Thank you for the kind permission, although your permission is not actually required for women to speak among themselves without outside supervision.

Nobody is debating anybody's personhood, unless you are under the impression women here think trans people are somehow not human beings? If so, your impression is faulty.

I'm not on this thread to debate the GRA. I'm on this thread to comment on the misogyny and anti-woman slurs contained in a spreadsheet presentation somebody produced. I find the presentation deeply offensive to my identity as a woman and I also find it interesting that my identity counts for nothing in the minds of those supporting it, since the argument seems to be that an individual personal identity is the most important thing on Earth.

Respect is a two-way street and surely, according to this individualist ideology's own tenets, my identity is as important as anyone else's? Or is that not the case? Are some identities more sacrosanct than others?

AncientLights · 18/04/2018 09:28

For me the problem with the whole debate is when it starts from the premise that there is no way that a trans woman can be a woman even though they have experiences common to women, they are read very often as female, and many women's groups (the NUS, the Labour party, etc. read them as women),

VirginiaComet - hello and I am new too, or fairly. I have written a lengthy reply elsewhere so won't repeat those points but I do wonder what experience women & transwomen share? For clarity's sake, I will assume we are talking about over 18's - I appreciate that some children/teens etc struggle with their identity but they are legally their birth sex till 18 I believe, then they can do whatever. So they have male socialisation for 18 years, formative years, years that lay the foundation for the rest of life. A different socialisation from girls even if some of us do try to even it out as much as we can, society will still stuff that up. They won't have shared the discomforts about female bodily changes. They certainly won't have experienced the absolute dread of periods starting at inopportune times. Before my periods started, I spent about a year discretely looking back at every chair I got up from, dreading seeing a tell-tale red stain on it. Do we have that in common? What about the dread of getting pregnant? No. Period pains? No. None of it, in fact.

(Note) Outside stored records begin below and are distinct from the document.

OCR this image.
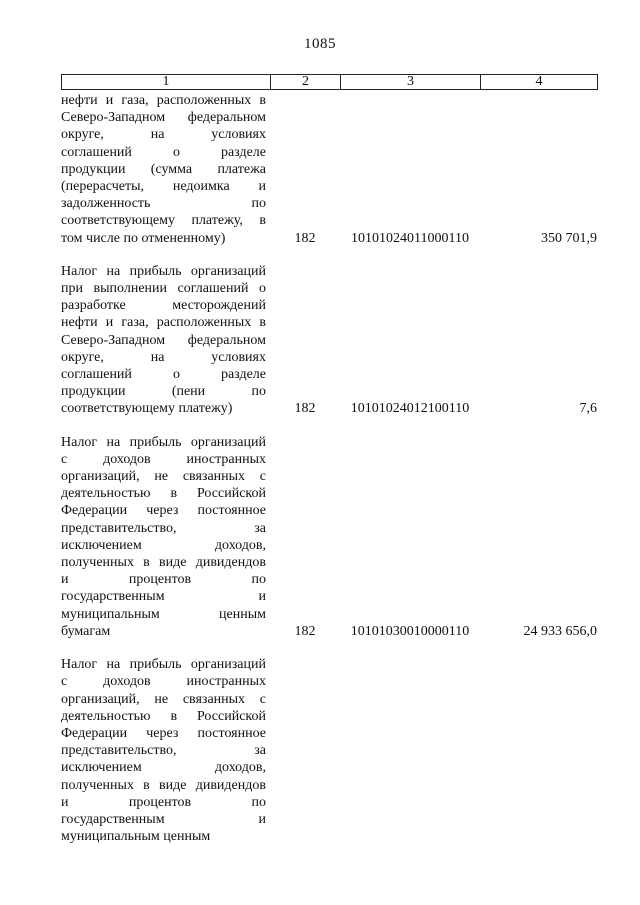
1085
1	2	3	4
нефти и газа, расположенных в
Северо-Западном федеральном
округе, на условиях
соглашений о разделе
продукции (сумма платежа
(перерасчеты, недоимка и
задолженность по
соответствующему платежу, в
том числе по отмененному)	182	10101024011000110	350 701,9
Налог на прибыль организаций
при выполнении соглашений о
разработке месторождений
нефти и газа, расположенных в
Северо-Западном федеральном
округе, на условиях
соглашений о разделе
продукции (пени по
соответствующему платежу)	182	10101024012100110	7,6
Налог на прибыль организаций
с доходов иностранных
организаций, не связанных с
деятельностью в Российской
Федерации через постоянное
представительство, за
исключением доходов,
полученных в виде дивидендов
и процентов по
государственным и
муниципальным ценным
бумагам	182	10101030010000110	24 933 656,0
Налог на прибыль организаций
с доходов иностранных
организаций, не связанных с
деятельностью в Российской
Федерации через постоянное
представительство, за
исключением доходов,
полученных в виде дивидендов
и процентов по
государственным и
муниципальным ценным
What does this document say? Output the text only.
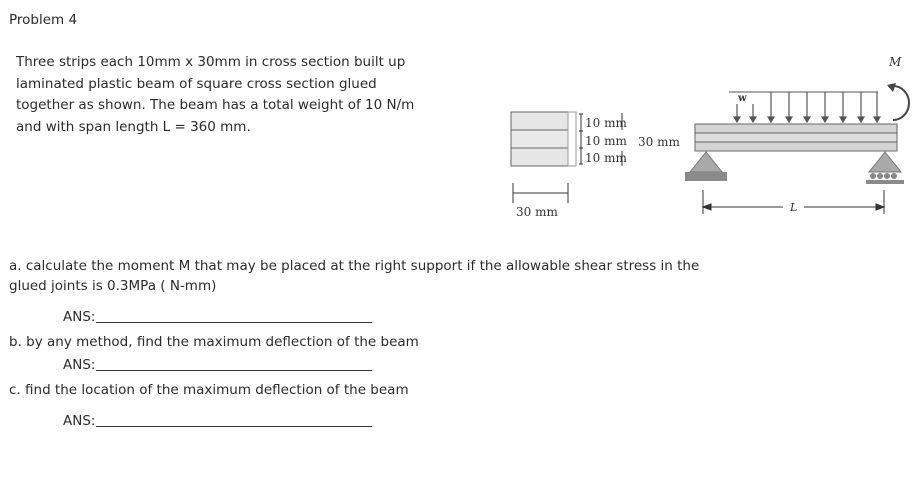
Problem 4
Three strips each 10mm x 30mm in cross section built up
laminated plastic beam of square cross section glued
together as shown. The beam has a total weight of 10 N/m
and with span length L = 360 mm.
30 mm
10 mm
10 mm
10 mm
30 mm
w
M
L
a. calculate the moment M that may be placed at the right support if the allowable shear stress in the
glued joints is 0.3MPa ( N-mm)
ANS:
b. by any method, find the maximum deflection of the beam
ANS:
c. find the location of the maximum deflection of the beam
ANS:
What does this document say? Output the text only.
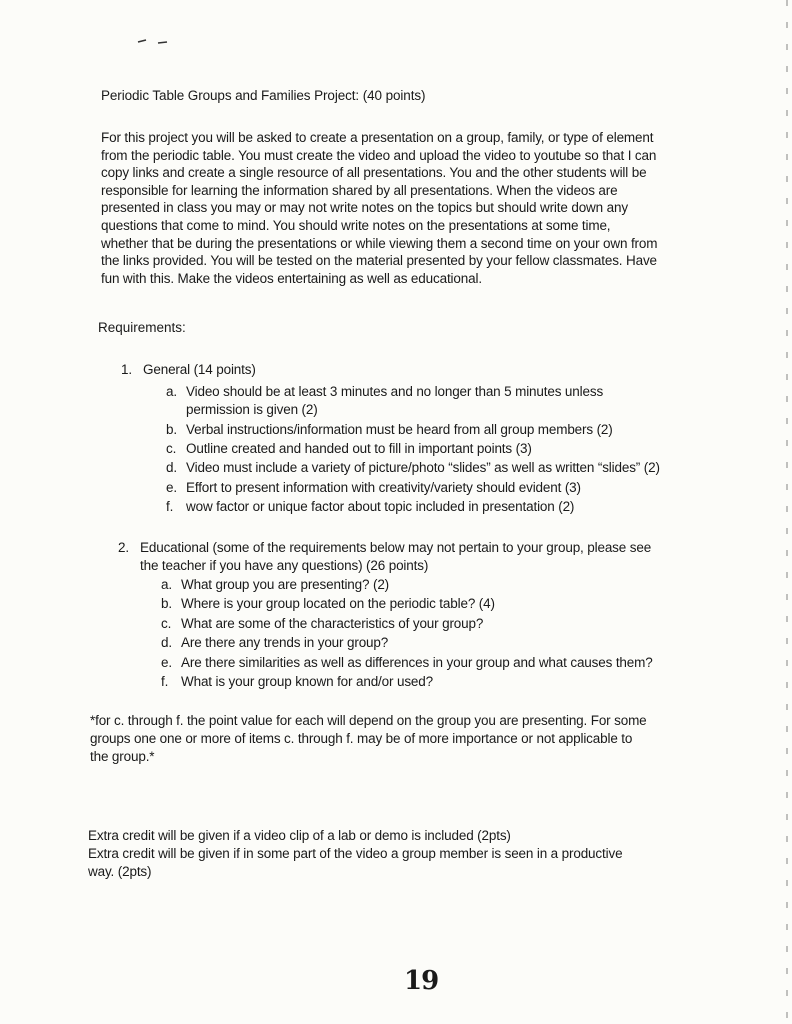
Periodic Table Groups and Families Project: (40 points)
For this project you will be asked to create a presentation on a group, family, or type of element
from the periodic table. You must create the video and upload the video to youtube so that I can
copy links and create a single resource of all presentations. You and the other students will be
responsible for learning the information shared by all presentations. When the videos are
presented in class you may or may not write notes on the topics but should write down any
questions that come to mind. You should write notes on the presentations at some time,
whether that be during the presentations or while viewing them a second time on your own from
the links provided. You will be tested on the material presented by your fellow classmates. Have
fun with this. Make the videos entertaining as well as educational.
Requirements:
1. General (14 points)
a. Video should be at least 3 minutes and no longer than 5 minutes unless
permission is given (2)
b. Verbal instructions/information must be heard from all group members (2)
c. Outline created and handed out to fill in important points (3)
d. Video must include a variety of picture/photo “slides” as well as written “slides” (2)
e. Effort to present information with creativity/variety should evident (3)
f. wow factor or unique factor about topic included in presentation (2)
2. Educational (some of the requirements below may not pertain to your group, please see
the teacher if you have any questions) (26 points)
a. What group you are presenting? (2)
b. Where is your group located on the periodic table? (4)
c. What are some of the characteristics of your group?
d. Are there any trends in your group?
e. Are there similarities as well as differences in your group and what causes them?
f. What is your group known for and/or used?
*for c. through f. the point value for each will depend on the group you are presenting. For some
groups one one or more of items c. through f. may be of more importance or not applicable to
the group.*
Extra credit will be given if a video clip of a lab or demo is included (2pts)
Extra credit will be given if in some part of the video a group member is seen in a productive
way. (2pts)
19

Virginia, nobody reads them as women. Honestly. We always know. For years, with the older style of transwomen who had the ops and all those things, we gave them the status of 'honorary' women. There weren't very many, it wasn't a problem. But that will change, has changed even now. Trans people cover a whole range and some are MRAs, no question. Not all. Probably not even most. But some are. And they can be very unpleasant indeed. Nobody, but nobody, here is ever denying their humanity or personhood. If I were religious, I'd say 'we're all God's children'.

A long answer! I hope you will stick around and engage, meanwhile I must be off. Have a good day.

BiologyMatters · 18/04/2018 09:44

I think it would be a shame if virginia was put off posting here. She/he is willing to have a debate so i think being "strident" might be counter productive.

Virginia, please could you define woman without using the word woman?

AngryAttackKittens · 18/04/2018 09:46

I think that policing other women's use of language via sexist terms like "strident" is counter productive.